Despite overall growth, many French ICT companies face structurally low margins, price pressure and an on-going consolidation process in the market.
- Further growth, but pressure on margins remains
- Wholesalers increasingly tap into the IT services segment
- Low insolvency level, but sudden business failures may occur
The value of the French ICT market amounted to about EUR 67 billion in 2016, with the share of the IT services segment (technology consulting, software and services) amounting to about 78% and the share of the hardware segment to 22%.
The French smartphones market decreased in 2016 for the first time, with a 6% drop in volume due to a high equipment rate and lower renewals. However, the market grew 5% in value, driven by sales of top-range products with bigger screens. Sales of computers (-4% in volume) and tablets (-21% in volume) continued to decrease due to market saturation, competition from smartphones and hybrid products and a low renewal rate for tablets.
In 2017 the French IT services sector is expected to grow 3% after increasing 2.9% in 2016. IT services will remain the main driver of ICT market growth due to the development of IT externalisation and cloud computing, driving up demand for servers and IT consulting. SMACs (Social, Mobile and Analytics in the Cloud) and SaaS (Software as a Service) technologies are expected to record further high sales increases in 2017.
However, 2017 is expected to remain challenging for the hardware segment, given the highly competitive environment, price pressure and the on-going consolidation process in the market. Many smaller players face difficulties due to the potentially one-sided concentration of their customer (or supplier) portfolio and limited value added. IT hardware wholesalers increasingly try to move away from pure hardware selling, to offer more added value products and IT services in order to improve their profitability, as this offers higher revenues and better margins.
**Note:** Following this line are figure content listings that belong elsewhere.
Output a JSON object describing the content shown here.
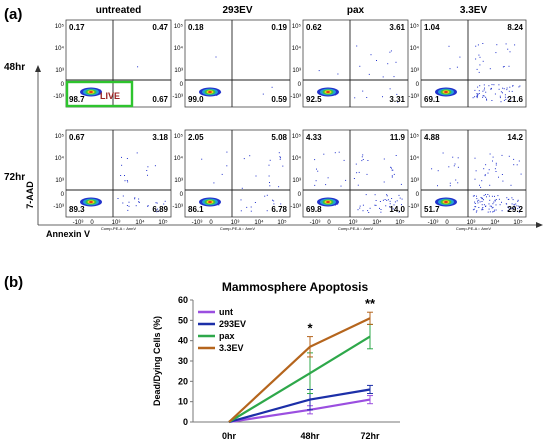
{
  "figure": {
    "panel_a_label": "(a)",
    "panel_b_label": "(b)",
    "live_label": "LIVE",
    "x_axis_label": "Annexin V",
    "y_axis_label": "7-AAD",
    "plot_x_name": "Comp-PE-A :: AnnV"
  },
  "flow": {
    "conditions": [
      "untreated",
      "293EV",
      "pax",
      "3.3EV"
    ],
    "timepoints": [
      "48hr",
      "72hr"
    ],
    "y_ticks": [
      "10⁵",
      "10⁴",
      "10³",
      "0",
      "-10³"
    ],
    "x_ticks": [
      "-10³",
      "0",
      "10³",
      "10⁴",
      "10⁵"
    ],
    "quadrants": [
      [
        {
          "ul": "0.17",
          "ur": "0.47",
          "ll": "98.7",
          "lr": "0.67"
        },
        {
          "ul": "0.18",
          "ur": "0.19",
          "ll": "99.0",
          "lr": "0.59"
        },
        {
          "ul": "0.62",
          "ur": "3.61",
          "ll": "92.5",
          "lr": "3.31"
        },
        {
          "ul": "1.04",
          "ur": "8.24",
          "ll": "69.1",
          "lr": "21.6"
        }
      ],
      [
        {
          "ul": "0.67",
          "ur": "3.18",
          "ll": "89.3",
          "lr": "6.89"
        },
        {
          "ul": "2.05",
          "ur": "5.08",
          "ll": "86.1",
          "lr": "6.78"
        },
        {
          "ul": "4.33",
          "ur": "11.9",
          "ll": "69.8",
          "lr": "14.0"
        },
        {
          "ul": "4.88",
          "ur": "14.2",
          "ll": "51.7",
          "lr": "29.2"
        }
      ]
    ]
  },
  "chart_data": {
    "type": "line",
    "title": "Mammosphere Apoptosis",
    "xlabel": "",
    "ylabel": "Dead/Dying Cells (%)",
    "categories": [
      "0hr",
      "48hr",
      "72hr"
    ],
    "ylim": [
      0,
      60
    ],
    "yticks": [
      0,
      10,
      20,
      30,
      40,
      50,
      60
    ],
    "legend_position": "top-left",
    "series": [
      {
        "name": "unt",
        "color": "#9b4fe0",
        "values": [
          0,
          6,
          11
        ],
        "errors": [
          0,
          2,
          2
        ]
      },
      {
        "name": "293EV",
        "color": "#1c2fa8",
        "values": [
          0,
          11,
          16
        ],
        "errors": [
          0,
          5,
          2
        ]
      },
      {
        "name": "pax",
        "color": "#2ea84a",
        "values": [
          0,
          24,
          42
        ],
        "errors": [
          0,
          10,
          6
        ]
      },
      {
        "name": "3.3EV",
        "color": "#b5651d",
        "values": [
          0,
          37,
          51
        ],
        "errors": [
          0,
          5,
          3
        ]
      }
    ],
    "annotations": [
      {
        "category": "48hr",
        "text": "*"
      },
      {
        "category": "72hr",
        "text": "**"
      }
    ]
  },
  "colors": {
    "gate_box": "#2ec42e",
    "dots": "#2233cc"
  }
}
Despite overall growth, many French ICT wholesalers suffer from structurally low margins, with equity ratios often not exceeding 15%. That said small- and mid-cap players are rather resilient if they benefit from flexible cost structures, while large listed IT service groups benefit from a strong domestic market position.
We expect payment delays and insolvencies to remain low and generally stable in the coming months, and our underwriting position in the ICT segment remains generally open to neutral. Sudden business failures cannot be ruled out due to the challenging market conditions, and we have to take into account that the risks, especially for smaller ICT businesses, are still high: with limited equity bases they will struggle to absorb any further decline in margins in a market that is highly competitive and which requires ICT wholesalers to provide additional services.